Sports Nutritionist Nathan Newton talks to GuySpy about Iron and Zinc.
As the nights and days get cold, and England is set to receive an all time low when it comes to winter temperatures, I thought I’d give you some information on Iron and Zinc products to help you fight off those unwanted coughs and colds before they begin to take hold.
Lets look at the basics of these two mineral sources that can easily be found in your daily food intake…..
Considered to be one of the most abundant metals on Earth, Iron is essential to most life forms and to normal human physiology.
In everyday working humans, iron is an essential component involved in the transportation of oxygen around the body, as well as being important for the regulation of cell growth.
There are two main forms of iron that can be found in the diet – heme and nonheme. Heme iron is derived from the protein that is found in red blood cells, and is used to deliver oxygen to the cells. Heme iron is found in animal foods such as red meats, fish, and poultry.
Supplementation of Iron is needed when diet alone cannot provide the body with the necessary levels. It is especially important when an individual is experiencing symptoms of iron deficiency anemia, or low Iron levels. The usual signs of this include tiredness, low concentration levels, constant feeling of being cold, and lightheadedness and dizziness.
Iron deficiency is uncommon among adult men and postmenopausal women, but does regularly occur in vegetarians or low red meat eaters. If this is case, get some more spinach and broccoli down your neck to sort these levels out, and knock that dizziness on the head!
Zinc is found in cells throughout the body. One of its main jobs is to help the immune system fight off invading bacteria and viruses. It is also used by the body to make proteins and DNA. Throughout pregnancy, infancy, and childhood, the body needs zinc to grow and develop properly, it also helps to heal wounds and is important for proper senses of taste and smell.

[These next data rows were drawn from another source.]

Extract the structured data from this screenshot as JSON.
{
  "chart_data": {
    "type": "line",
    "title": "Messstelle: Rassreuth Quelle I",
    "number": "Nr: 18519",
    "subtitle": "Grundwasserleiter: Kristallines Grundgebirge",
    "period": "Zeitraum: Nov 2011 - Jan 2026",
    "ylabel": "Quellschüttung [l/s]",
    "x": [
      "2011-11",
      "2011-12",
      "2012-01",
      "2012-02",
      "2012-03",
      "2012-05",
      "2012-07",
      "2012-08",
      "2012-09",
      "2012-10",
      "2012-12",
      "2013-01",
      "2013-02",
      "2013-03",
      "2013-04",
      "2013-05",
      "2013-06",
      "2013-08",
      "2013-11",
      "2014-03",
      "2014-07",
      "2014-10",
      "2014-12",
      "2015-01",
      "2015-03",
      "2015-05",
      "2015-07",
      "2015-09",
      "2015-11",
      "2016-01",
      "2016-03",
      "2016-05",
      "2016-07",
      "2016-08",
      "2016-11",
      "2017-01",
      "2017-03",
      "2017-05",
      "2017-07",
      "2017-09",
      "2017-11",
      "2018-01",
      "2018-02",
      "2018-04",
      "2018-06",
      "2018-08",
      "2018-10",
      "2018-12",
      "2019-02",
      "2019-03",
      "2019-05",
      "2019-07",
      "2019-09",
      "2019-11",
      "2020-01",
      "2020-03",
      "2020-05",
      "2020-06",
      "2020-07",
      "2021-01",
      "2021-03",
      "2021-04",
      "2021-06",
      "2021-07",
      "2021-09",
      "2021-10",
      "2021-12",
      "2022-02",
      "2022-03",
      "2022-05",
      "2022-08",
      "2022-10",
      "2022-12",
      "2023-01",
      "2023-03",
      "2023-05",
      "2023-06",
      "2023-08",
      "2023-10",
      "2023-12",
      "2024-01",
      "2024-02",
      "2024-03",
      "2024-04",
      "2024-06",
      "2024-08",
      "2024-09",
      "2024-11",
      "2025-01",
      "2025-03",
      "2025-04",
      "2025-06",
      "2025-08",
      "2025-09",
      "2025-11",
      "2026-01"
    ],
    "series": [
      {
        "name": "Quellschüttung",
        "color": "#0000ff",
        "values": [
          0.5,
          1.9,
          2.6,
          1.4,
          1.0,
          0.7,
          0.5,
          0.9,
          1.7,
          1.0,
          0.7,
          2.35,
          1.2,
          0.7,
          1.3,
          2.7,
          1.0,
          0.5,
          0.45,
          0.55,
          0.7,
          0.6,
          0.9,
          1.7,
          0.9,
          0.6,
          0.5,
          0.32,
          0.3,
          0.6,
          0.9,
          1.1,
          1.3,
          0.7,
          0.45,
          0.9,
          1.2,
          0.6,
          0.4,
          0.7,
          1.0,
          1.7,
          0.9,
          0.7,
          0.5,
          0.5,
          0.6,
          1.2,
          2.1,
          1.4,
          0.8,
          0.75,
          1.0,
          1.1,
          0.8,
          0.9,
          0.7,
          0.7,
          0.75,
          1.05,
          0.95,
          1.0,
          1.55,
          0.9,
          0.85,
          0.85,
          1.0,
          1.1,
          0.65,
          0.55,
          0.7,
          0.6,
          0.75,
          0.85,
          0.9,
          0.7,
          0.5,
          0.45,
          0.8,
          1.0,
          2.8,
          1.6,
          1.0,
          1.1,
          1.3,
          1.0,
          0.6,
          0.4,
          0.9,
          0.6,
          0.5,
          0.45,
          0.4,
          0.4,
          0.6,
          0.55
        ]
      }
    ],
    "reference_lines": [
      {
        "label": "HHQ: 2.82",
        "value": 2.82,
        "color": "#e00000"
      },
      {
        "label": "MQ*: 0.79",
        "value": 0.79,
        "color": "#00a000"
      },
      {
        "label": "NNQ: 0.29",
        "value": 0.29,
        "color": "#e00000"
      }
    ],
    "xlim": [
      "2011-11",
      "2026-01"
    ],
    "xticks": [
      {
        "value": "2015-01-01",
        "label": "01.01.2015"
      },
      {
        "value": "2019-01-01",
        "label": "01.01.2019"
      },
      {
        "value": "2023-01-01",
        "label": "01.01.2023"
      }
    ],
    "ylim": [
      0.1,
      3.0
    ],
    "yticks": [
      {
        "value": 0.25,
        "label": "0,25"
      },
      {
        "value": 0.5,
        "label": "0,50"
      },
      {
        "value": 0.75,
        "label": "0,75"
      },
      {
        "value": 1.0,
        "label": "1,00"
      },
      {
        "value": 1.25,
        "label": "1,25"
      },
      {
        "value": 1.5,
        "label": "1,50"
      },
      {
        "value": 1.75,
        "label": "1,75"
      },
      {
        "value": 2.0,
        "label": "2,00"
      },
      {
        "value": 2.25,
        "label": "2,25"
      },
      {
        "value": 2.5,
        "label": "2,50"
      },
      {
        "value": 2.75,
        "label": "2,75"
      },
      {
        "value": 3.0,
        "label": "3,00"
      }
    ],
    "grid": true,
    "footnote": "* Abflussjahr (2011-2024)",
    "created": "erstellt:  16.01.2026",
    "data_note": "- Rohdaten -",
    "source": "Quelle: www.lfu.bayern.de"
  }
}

Zinc is found in a wide variety of food such as Oysters (which are the best source of zinc). It’s also found in red meat, poultry, seafood such as crab and lobsters, and fortified breakfast cereals. Beans, nuts, whole grains, and dairy products, also have some zinc.
Zinc is present in almost all multivitamin/mineral dietary supplements. It is also available alone or combined with calcium, magnesium or other ingredients in dietary supplements. Dietary supplements can have several different forms of zinc including zinc gluconate, zinc sulfate and zinc acetate. As yet, It is not clear whether one form is better than the others, either way neck some zinc to ward off that Christmas cold!